In un mondo sempre più interconnesso, la soggettività individuale e collettiva, a lungo legata al concetto di territorio, non è più rapportabile alla dimensione territoriale. La glocalizzazione ha generato una fortissima mobilità di persone, idee e merci e ha modificato profondamente l’idea di cittadinanza e di appartenenza. Oggi, assume crescente importanza il valore e il vantaggio della relazione.
Dalle diverse forme di mobilità e dalla caduta del concetto di confine, sono nati nuovi “popoli glocali”, gruppi di persone che si aggregano in rete e che hanno cominciato a immaginare e sentire le cose in comune, avendo per la prima volta l’opportunità di conoscere e di scegliere possibilità esistenziali e modelli di vita differenti e praticati da altri e altrove. Non più popoli nazionali, ma nuovi popoli glocali, risultato di appartenenze plurime. Sono quelle che sono state definite da Arjun Appadurai comunità “di sentimento”, la cui identità non è tanto o soltanto etnica, linguistica o politico-istituzionale, quanto piuttosto culturale e valoriale, e al tempo stesso comunità “di pratica” o “di funzione”, aggregazioni che si sono costituite appunto intorno all’esercizio di pratiche comuni.
Sempre di più, noi crediamo, questi “popoli” glocal si stanno organizzando secondo logiche di civilizzazione, intendendo con questo termine aggregazioni antropologico-culturali che, mantenendo salda la propria identità, sono in grado di diffondere – con una più o meno marcata capacità di successo, a seconda delle condizioni – aspetti di una cultura anche nelle altre.
Le riflessioni di Globus et Locus sui popoli glocal si ricollegano al pensiero dei grandi teorici della post-modernità glocal (Z. Bauman, U. Beck, M. Castells) e approdano alle elaborazioni sull’identità del Premio Nobel Amartya Sen che nel suo libro Identità e violenza, propone di riconoscere che le identità nel mondo globalizzato sono plurime e che oggi chiunque può essere arricchito da una serie di pluriappartenenze, a condizione che le accetti come proprie.

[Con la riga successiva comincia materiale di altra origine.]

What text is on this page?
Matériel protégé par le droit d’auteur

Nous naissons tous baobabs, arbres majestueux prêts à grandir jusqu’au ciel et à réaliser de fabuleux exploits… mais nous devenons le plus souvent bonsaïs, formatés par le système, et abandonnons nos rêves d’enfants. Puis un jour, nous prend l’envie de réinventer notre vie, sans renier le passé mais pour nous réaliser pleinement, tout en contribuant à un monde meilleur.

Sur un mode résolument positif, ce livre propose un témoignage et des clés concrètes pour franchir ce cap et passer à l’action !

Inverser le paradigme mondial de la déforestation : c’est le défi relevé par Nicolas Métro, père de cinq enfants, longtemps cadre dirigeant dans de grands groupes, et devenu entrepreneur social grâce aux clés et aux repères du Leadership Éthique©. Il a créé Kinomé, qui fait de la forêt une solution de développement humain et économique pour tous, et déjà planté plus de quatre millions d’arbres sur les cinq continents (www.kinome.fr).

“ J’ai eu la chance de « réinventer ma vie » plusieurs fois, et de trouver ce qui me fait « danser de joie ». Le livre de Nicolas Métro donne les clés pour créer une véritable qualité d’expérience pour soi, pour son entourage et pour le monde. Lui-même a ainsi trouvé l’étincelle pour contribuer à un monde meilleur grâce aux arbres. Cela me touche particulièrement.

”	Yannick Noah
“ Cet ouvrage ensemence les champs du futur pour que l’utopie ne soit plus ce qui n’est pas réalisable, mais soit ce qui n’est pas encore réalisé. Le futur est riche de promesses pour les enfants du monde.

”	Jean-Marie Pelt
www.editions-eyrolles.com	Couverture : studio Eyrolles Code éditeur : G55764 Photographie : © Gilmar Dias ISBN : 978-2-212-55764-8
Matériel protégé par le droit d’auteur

“Italici di tutto il mondo, uniamoci!”
Il Progetto Italici si colloca nell'ambito del lavoro di Globus et Locus sui nuovi popoli e sulle grandi comunità globali nati nell'epoca della glocalizzazione, che sempre di più, secondo noi, si stanno organizzando per civilizzazioni.
Gli italici non sono tanto i cittadini italiani in Italia e fuori d’Italia, ma anche e soprattutto i discendenti degli italiani, gli italofoni e gli italofili: una comunità globale stimata attorno ai 250 milioni di persone nel mondo, alle quali la globalizzazione conferisce significati e potenzialità nuove e sono ora chiamati a dare un senso alla loro aggregazione.